Zwischen Insta-Spots und Reflexion der Nahost-Situation
Der Kulturherbst in Kairo vereint internationale und lokale Kunstprojekte, die die Stadt in einen Schauplatz für Kreativität verwandeln. Zwischen monumentalen Installationen und experimentellen Performances entsteht ein Spannungsfeld aus Tradition, Moderne und gesellschaftlicher Reflexion.

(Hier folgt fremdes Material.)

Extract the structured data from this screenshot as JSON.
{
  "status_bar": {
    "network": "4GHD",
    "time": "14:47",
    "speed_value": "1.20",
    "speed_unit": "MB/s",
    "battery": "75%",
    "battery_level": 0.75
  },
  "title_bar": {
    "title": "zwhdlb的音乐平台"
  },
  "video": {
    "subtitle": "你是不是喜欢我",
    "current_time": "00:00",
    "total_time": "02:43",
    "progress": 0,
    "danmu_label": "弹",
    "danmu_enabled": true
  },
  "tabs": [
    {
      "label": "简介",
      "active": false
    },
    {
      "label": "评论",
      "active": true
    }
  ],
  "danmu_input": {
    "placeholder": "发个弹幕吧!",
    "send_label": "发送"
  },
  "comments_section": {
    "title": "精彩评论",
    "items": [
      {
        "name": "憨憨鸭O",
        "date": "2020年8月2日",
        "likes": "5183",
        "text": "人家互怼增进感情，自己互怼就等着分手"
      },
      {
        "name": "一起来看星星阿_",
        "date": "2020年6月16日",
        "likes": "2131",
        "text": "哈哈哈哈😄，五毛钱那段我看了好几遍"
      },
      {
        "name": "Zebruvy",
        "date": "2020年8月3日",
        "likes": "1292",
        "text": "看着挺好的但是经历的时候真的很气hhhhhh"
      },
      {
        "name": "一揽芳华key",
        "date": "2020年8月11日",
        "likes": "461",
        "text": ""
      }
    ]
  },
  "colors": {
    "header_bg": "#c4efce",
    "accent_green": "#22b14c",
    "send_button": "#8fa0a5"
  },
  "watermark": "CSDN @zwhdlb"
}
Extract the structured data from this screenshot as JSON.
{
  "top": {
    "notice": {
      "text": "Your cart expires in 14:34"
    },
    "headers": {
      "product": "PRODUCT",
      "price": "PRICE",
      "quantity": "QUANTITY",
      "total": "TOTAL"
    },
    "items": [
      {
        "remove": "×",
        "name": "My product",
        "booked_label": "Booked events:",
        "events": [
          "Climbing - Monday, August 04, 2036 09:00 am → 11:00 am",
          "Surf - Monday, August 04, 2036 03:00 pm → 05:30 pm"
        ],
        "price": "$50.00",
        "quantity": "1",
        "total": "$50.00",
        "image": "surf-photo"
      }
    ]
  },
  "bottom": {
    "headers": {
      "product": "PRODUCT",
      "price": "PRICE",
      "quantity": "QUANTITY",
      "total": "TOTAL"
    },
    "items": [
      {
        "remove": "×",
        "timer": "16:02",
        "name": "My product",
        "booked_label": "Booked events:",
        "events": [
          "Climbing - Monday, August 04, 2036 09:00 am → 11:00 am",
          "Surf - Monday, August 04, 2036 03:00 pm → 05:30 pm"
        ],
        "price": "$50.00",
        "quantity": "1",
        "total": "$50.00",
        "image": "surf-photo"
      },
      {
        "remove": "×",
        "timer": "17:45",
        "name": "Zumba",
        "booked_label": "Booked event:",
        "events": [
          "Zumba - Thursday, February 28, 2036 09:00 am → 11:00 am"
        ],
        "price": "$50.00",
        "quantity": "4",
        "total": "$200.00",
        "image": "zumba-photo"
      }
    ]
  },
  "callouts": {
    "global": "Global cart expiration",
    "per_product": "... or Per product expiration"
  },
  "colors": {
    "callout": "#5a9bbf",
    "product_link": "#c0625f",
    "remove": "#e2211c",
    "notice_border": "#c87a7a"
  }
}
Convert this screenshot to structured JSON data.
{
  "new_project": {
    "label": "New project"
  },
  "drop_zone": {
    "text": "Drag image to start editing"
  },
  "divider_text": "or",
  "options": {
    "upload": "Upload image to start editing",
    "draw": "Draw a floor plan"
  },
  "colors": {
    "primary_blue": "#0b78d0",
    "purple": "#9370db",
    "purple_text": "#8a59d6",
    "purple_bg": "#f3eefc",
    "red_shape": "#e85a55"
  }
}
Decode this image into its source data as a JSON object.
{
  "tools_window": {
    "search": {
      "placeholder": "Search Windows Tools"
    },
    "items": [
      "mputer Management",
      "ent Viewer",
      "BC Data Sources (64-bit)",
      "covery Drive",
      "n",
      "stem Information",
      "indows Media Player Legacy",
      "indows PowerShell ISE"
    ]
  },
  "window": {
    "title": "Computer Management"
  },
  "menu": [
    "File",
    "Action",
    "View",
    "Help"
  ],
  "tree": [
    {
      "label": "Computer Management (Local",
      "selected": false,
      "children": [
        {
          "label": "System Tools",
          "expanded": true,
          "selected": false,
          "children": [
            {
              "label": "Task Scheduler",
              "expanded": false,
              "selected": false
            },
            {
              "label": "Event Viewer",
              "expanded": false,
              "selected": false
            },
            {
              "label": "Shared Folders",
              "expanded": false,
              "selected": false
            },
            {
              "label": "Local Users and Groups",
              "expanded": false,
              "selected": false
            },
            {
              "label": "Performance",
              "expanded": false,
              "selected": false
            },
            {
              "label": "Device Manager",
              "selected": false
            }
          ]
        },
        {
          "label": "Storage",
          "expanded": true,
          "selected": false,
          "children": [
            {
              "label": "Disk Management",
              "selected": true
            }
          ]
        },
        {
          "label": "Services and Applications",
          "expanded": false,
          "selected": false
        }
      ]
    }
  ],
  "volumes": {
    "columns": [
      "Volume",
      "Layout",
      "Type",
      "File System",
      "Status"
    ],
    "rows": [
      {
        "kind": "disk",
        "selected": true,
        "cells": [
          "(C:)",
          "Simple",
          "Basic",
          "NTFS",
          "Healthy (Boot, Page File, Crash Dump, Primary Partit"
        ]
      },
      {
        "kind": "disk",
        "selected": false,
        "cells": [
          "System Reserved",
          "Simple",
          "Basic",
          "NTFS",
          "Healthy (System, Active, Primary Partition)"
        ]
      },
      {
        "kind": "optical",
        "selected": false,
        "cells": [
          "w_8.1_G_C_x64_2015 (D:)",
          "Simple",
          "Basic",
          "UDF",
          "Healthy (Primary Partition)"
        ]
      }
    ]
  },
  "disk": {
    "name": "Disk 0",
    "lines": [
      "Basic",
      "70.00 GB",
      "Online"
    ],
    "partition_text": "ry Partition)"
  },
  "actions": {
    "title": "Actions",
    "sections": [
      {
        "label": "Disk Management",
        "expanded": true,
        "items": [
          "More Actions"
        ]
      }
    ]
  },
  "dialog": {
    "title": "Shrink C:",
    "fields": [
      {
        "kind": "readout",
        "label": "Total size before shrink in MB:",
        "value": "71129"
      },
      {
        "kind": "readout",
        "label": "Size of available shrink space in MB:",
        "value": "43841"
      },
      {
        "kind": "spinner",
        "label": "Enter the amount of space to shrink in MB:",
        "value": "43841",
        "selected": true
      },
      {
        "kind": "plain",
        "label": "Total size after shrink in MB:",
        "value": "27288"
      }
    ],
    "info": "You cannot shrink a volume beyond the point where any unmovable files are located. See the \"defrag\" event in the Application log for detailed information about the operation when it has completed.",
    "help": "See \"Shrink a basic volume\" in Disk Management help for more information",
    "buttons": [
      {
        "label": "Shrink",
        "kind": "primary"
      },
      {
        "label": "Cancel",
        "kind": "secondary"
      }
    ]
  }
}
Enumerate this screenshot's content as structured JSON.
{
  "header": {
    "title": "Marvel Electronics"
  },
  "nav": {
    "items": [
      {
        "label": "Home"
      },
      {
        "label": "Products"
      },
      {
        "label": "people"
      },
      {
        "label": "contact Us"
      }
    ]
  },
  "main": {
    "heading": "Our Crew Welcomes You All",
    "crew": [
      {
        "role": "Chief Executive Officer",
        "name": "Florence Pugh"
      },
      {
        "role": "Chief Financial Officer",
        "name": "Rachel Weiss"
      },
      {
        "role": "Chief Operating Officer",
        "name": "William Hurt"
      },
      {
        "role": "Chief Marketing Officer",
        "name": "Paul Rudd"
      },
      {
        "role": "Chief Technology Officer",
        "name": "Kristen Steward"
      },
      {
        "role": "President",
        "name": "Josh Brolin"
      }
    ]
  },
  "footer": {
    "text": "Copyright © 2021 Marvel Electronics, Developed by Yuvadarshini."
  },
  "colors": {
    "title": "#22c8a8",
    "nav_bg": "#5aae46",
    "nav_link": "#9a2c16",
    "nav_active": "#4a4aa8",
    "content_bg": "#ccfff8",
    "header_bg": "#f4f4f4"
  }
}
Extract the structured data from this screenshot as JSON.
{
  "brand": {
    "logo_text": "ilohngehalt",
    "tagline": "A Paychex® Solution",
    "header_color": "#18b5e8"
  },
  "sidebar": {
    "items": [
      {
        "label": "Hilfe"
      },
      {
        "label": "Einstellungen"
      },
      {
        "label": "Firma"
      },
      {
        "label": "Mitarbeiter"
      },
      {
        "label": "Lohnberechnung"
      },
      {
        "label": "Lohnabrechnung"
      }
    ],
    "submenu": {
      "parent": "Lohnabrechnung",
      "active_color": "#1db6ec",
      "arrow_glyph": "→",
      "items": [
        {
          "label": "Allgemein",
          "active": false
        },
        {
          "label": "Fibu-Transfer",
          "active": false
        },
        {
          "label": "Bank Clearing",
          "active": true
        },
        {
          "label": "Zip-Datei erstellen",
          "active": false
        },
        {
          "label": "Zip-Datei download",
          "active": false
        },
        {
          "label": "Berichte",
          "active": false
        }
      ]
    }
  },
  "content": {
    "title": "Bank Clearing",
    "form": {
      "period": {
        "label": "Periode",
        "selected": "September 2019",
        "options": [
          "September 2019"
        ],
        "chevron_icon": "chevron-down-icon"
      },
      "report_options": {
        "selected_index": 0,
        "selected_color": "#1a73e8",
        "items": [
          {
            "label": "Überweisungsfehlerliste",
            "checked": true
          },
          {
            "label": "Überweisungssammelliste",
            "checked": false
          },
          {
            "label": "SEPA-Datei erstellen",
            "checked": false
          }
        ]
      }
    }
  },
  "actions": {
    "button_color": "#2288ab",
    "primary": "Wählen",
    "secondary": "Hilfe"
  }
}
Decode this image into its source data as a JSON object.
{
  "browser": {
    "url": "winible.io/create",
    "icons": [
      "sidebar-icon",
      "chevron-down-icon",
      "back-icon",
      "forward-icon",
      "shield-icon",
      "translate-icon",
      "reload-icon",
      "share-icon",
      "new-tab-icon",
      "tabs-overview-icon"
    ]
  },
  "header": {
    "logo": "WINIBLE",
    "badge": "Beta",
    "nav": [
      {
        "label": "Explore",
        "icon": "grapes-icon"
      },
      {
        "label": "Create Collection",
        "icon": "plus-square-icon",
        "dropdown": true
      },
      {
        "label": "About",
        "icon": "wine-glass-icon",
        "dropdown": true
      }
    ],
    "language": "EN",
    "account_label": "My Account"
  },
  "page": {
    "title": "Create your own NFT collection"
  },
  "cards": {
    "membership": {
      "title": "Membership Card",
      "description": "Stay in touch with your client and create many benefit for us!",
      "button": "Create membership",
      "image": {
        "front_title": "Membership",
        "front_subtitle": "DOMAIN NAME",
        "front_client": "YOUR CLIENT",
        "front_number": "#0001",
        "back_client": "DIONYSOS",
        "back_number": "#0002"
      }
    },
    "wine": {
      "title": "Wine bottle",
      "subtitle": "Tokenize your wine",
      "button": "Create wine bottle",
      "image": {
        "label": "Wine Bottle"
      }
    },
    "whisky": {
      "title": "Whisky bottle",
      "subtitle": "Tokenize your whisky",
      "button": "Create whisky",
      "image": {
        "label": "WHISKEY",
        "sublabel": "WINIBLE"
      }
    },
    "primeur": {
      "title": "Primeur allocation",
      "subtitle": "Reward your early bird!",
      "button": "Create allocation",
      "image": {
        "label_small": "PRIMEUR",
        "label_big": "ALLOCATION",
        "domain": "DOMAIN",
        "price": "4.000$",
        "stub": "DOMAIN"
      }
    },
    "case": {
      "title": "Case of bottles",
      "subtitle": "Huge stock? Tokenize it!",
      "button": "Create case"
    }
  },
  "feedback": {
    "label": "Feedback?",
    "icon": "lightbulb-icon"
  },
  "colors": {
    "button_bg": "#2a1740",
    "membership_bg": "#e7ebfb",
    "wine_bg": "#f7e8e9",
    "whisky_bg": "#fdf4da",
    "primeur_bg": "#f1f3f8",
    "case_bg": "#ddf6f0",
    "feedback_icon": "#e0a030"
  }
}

„Forever is Now" ermöglicht Kunst im Schatten der Pyramiden
„Ein bisschen Kunst zum drüber streuen“ ist eine der Reaktionen auf die Ausstellung „Forever is Now Edition IV“. Art D’Égypte wurde von der französisch-ägyptischen Kuratorin Nadine Abdel Ghaffar gegründet. Mit „Forever is Now“ hat sie sich zum Ziel gesetzt, die Pyramiden von Gizeh als Schauplatz für moderne Kunst von ägyptischen und internationalen Künstlern zu nutzen. In der Beschreibung zur inzwischen vierten Edition heißt es unter anderem: „ Die Ausstellung reflektiert, wie Vergangenheit und Gegenwart, Tradition und Innovation miteinander verknüpft sind, und zeigt, dass Kunst als Werkzeug dient, um die menschliche Suche nach Bedeutung, Hoffnung und Identität zu ergründen. Sie schafft interaktive Räume, in denen das Publikum aktiv in den kreativen Prozess eingebunden wird, und legt gleichzeitig Wert auf interkulturellen Austausch und gesellschaftliche Teilhabe.“
Doch vor Ort entsteht ein anderes Bild. Wer die zwölf Exponate auf dem Gizeh-Plateau besucht, spürt wahrscheinlich die Magie des Weltkulturerbes. Vom Plateau aus betrachtet tauchen die November-Wolken die Pyramiden immer wieder in ein neues Licht. Der angestrebte Dialog zwischen Kunst und den Pyramiden gestaltet sich derart, dass die Pyramiden von den Exponaten eingerahmt werden oder als Kulisse dienen. Schulkinder springen zwischen den Objekten herum, und es werden tausende von Fotos und Selfies gemacht. Von menschlicher Suche nach Sinnstiftung ist nicht viel zu merken. Diskutiert wird von einigen Influencern, die sich effektiv in weißer Kleidung präsentieren, ob das TikTok-Video jetzt 15 Sekunden lang sein soll und wann der beste Zeitpunkt für den Post sei.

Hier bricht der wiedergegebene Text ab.